Prepping an Ice Slab
The sequence and flow in and around the arena’s ice was another critical piece of the project. “We had to make sure most of the work above the ice was completed before starting prep work for the refrigeration and ice slab,” Lonksi explains.
The complex and multistep process of the ice construction phase included more than 10 miles of piping and 420 cu yd of concrete placed in one continuous pour to make sure there were no cold joints in the floor. A 28-day curing process entailed covering the slab with water cure blankets, which was followed by five days of around-the-clock work to make the ice. Three chillers and multiple pumps were used to cycle the refrigerant through the miles of piping to reach the required thickness and maintain the ice temperatures.

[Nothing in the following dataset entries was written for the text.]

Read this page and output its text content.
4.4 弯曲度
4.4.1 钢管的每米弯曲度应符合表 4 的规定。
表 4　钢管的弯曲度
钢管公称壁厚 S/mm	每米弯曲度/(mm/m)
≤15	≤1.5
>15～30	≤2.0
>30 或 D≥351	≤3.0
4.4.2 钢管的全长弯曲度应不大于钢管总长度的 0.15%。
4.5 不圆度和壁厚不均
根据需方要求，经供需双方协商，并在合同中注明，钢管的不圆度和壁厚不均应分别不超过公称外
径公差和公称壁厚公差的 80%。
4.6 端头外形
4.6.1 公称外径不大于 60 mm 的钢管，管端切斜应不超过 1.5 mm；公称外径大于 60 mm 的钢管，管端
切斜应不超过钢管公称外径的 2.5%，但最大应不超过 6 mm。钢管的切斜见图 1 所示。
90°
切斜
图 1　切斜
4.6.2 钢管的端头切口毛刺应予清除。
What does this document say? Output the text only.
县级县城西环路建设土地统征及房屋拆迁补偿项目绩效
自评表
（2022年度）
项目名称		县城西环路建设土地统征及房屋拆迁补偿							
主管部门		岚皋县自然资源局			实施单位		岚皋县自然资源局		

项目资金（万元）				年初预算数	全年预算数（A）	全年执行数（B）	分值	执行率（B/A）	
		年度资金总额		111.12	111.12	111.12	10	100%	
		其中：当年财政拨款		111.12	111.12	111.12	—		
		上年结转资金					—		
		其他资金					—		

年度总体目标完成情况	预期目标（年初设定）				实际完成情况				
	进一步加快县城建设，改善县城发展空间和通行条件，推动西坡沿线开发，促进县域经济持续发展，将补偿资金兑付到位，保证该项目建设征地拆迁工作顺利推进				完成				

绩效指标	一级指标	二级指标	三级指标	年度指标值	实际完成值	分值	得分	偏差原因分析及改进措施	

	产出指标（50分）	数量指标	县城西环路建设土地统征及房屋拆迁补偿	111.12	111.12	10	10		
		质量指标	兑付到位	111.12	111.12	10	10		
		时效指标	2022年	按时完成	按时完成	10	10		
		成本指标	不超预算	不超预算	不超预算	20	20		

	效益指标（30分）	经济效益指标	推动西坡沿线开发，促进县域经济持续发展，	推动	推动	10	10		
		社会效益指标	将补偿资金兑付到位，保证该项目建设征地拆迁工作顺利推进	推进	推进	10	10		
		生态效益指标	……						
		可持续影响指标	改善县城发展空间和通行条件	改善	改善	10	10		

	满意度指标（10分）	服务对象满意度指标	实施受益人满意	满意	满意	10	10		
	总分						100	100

Colorado College achieved net zero in 2020, and Robson Arena furthers its commitment to sustainable design with a carbon-neutral, net-zero energy goal. Davidson says the project included an analysis of the correct energy systems for short-term costs, carbon neutrality, long-term maintenance and overall operational costs. Multiple scenarios were considered during the design phase, including ground-source geothermal, multiple ice plant options and the current solution—a campus-fed heating and cooling system.
“The project was continuously analyzed throughout design to ensure the building met the current and long-term goals of the building and the campus, which was to lower energy consumption, work toward carbon neutrality in being solar ready, and a positive performing system that went above code minimum and was robust, easy to operate,” he says.